A Polícia Civil de Oeiras cumpriu, por volta das 20h desta terça-feira (15), um Mandado de Prisão Preventiva contra J. dos S. R., investigada pela morte de Luiz Ancelmo Gomes da Silva Pereira, ocorrida na madrugada de 6 de setembro, por volta das 4h, na Rodoviária de Oeiras, que funciona provisoriamente no Mercado dona Lili
A prisão foi realizada pela equipe da Delegacia Seccional de Oeiras e do Núcleo de Inteligência (DIPC/NUINT – Oeiras), responsável pelo trabalho de investigação que reuniu novos elementos de prova sobre o caso.
Segundo a Polícia Civil, a apuração ganhou novos elementos após intenso trabalho desenvolvido pela equipe do NUINT – Oeiras. A análise desse material pela autoridade policial responsável pelo inquérito levou ao entendimento de que os elementos reunidos afastam a hipótese de legítima defesa por parte da investigada.
Diante das novas informações, o delegado responsável pelo caso representou pela decretação da prisão preventiva perante o Juízo da 1ª Vara da Comarca de Oeiras. O pedido foi analisado pelo Poder Judiciário, que decretou a prisão preventiva. O mandado foi cumprido ainda nesta terça-feira pela equipe do NUINT – Oeiras.

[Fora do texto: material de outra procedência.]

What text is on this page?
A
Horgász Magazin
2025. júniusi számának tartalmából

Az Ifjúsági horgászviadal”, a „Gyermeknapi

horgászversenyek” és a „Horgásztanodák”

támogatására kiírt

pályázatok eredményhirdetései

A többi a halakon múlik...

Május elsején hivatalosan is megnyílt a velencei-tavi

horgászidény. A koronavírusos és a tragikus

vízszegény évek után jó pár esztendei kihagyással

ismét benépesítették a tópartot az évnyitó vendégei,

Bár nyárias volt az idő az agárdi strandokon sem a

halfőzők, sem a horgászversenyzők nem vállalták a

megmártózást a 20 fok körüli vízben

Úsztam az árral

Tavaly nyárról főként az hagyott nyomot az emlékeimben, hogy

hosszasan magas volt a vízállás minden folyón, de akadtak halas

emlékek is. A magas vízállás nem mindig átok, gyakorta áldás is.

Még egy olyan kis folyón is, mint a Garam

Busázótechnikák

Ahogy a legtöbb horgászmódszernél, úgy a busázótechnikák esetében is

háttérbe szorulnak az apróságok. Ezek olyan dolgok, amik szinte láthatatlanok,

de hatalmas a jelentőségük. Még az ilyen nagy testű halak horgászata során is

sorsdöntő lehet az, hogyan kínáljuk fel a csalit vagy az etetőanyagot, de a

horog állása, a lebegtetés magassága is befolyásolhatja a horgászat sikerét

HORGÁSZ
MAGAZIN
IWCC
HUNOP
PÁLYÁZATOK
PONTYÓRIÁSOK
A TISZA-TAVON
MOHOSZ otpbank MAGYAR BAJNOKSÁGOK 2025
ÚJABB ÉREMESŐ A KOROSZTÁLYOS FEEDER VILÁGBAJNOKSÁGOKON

Novos elementos mudaram a compreensão sobre o caso
Entre os elementos obtidos durante a investigação estão imagens do sistema de videomonitoramento (CFTV) da região. De acordo com a Polícia Civil, as gravações permitiram uma análise mais precisa da sequência dos acontecimentos que antecederam o homicídio.
Conforme a interpretação apresentada pela investigação, houve inicialmente uma discussão entre a vítima e a investigada. Na sequência, Luiz Ancelmo já havia se colocado sobre sua motocicleta, indicando a intenção de deixar o local.
Ainda segundo a Polícia Civil, nesse momento a investigada teria interceptado a vítima e dado continuidade à ação que culminou no homicídio.
Essas imagens e os demais elementos reunidos posteriormente foram considerados pela autoridade policial na representação pela prisão preventiva.
Liberdade concedida anteriormente ocorreu antes dos novos elementos
A Polícia Civil também esclareceu a situação relacionada à decisão anterior que havia concedido liberdade à investigada durante a análise do flagrante.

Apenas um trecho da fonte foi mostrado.